3D-Pathology of human tumors by light-sheet microscopy

We intend to develop a microscopical method which allows one to investigate the threedimensional histology of pathological specimens from human tumor tissue. Up to now tumors removed during cancer operations are investigated by generating thin histological sections to make e.g. sure that the whole tumor has been removed. Due to the high workload by the preparation and investigation of the histological sections in larger tumors the pathologist can investigate in general only a rather limited sample. On the contrary the light sheet microscopy of cleared samples we developed allows one to obtain quickly thousands of optical sections: First the tissue from pathology is cleared by a quick chemical procedure which makes it transparent while during the preceeding fixation process the autofluorescence of the tissue has been strongly increased. Then the transparent tumor is illuminated from the side with a very thin light sheet under the microscope and the single optical sections are recorded from above. When the preparation is now raised from below in very small steps, thousands of optical sections can be recorded with a high resolution camera. In these sections the single cells can be clearly delineated by their autofluorescence. We could already show by comparison with standard histological stainings that we can clearly differentiate between normal tissue and tumor tissue in colon cancer. In addition it is very easy to generate 3D reconstructions oft the tumors with cellular resolution. In future these 3D reconstructions should help the pathologist in his evaluation of the tumor. By this and the thousands of optical sections obtained the speed and quality of evaluation of human tumors removed during cancer operations should be markedly improved.

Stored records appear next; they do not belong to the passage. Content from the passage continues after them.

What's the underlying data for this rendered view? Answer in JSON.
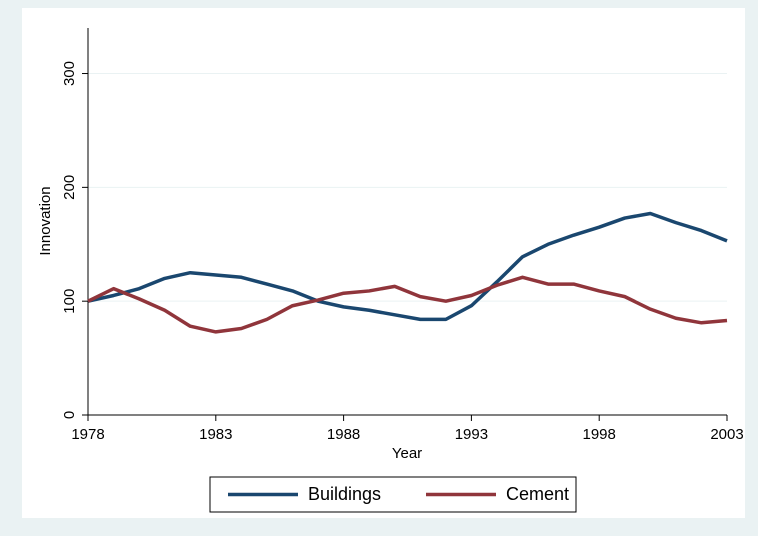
{
  "chart_data": {
    "type": "line",
    "x_label": "Year",
    "y_label": "Innovation",
    "x": [
      1978,
      1979,
      1980,
      1981,
      1982,
      1983,
      1984,
      1985,
      1986,
      1987,
      1988,
      1989,
      1990,
      1991,
      1992,
      1993,
      1994,
      1995,
      1996,
      1997,
      1998,
      1999,
      2000,
      2001,
      2002,
      2003
    ],
    "series": [
      {
        "name": "Buildings",
        "color": "#1a476f",
        "values": [
          100,
          105,
          111,
          120,
          125,
          123,
          121,
          115,
          109,
          100,
          95,
          92,
          88,
          84,
          84,
          96,
          117,
          139,
          150,
          158,
          165,
          173,
          177,
          169,
          162,
          153
        ]
      },
      {
        "name": "Cement",
        "color": "#90353b",
        "values": [
          100,
          111,
          102,
          92,
          78,
          73,
          76,
          84,
          96,
          101,
          107,
          109,
          113,
          104,
          100,
          105,
          114,
          121,
          115,
          115,
          109,
          104,
          93,
          85,
          81,
          83
        ]
      }
    ],
    "xlim": [
      1978,
      2003
    ],
    "xticks": [
      1978,
      1983,
      1988,
      1993,
      1998,
      2003
    ],
    "ylim": [
      0,
      340
    ],
    "yticks": [
      0,
      100,
      200,
      300
    ],
    "grid": true,
    "legend": "bottom"
  }
}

The aim of the project was to develop a method for imaging human tumor specimens in 3D with cellular resolution, thereby enabling safer and more accurate cancer diagnostics. We achieved this by developing a rapid clearing protocol. The imaging was performed using so-called light sheet microscopy, in which the optically cleared tumor samples are illuminated from the side with a very thin sheet of light, allowing them to be imaged from above with a microscope. This produces optical sections without the need to physically cut the specimen. These optical sections are then used to reconstruct a 3D model of the tumor on the computer, which can subsequently be used by pathologists for cancer diagnostics. This approach allows pathologists to utilize thousands of optical sections for their diagnosis, whereas conventional histology typically only evaluates a single 4 m-thick section every 5 mm. In addition, our method enables assessment of the three-dimensional structure of the tumor tissue, which was not possible with previous routine diagnostics. We therefore believe that our method of 3D pathology will be increasingly used in the future. A key factor in the success of the project was our ability to develop a rapid chemical dehydration protocol for the specimens, which allowed dehydration within a few hours, whereas previous clearing methods often required weeks due to the high cell density in tumors. Furthermore, our developments in the optics of light sheet microscopy were important, as they enabled us to generate very thin light sheets, resulting in high axial resolution within the specimen. Additionally, we identified dyes whose fluorescence is preserved even after organic tissue clearing. This allowed us to specifically stain cell nuclei and cytoplasm and, using a computer program we developed, transform these into the familiar H&E colors for pathologists. Thus, the resulting 3D images can be used directly for pathological diagnostics. Since we also identified a clearing-resistant dye for blood vessels, our method can also provide information about the tumor's blood supply. This is particularly important, as it enables assessment of the extent of neovascularization, which is of great prognostic significance but could not previously be visualized.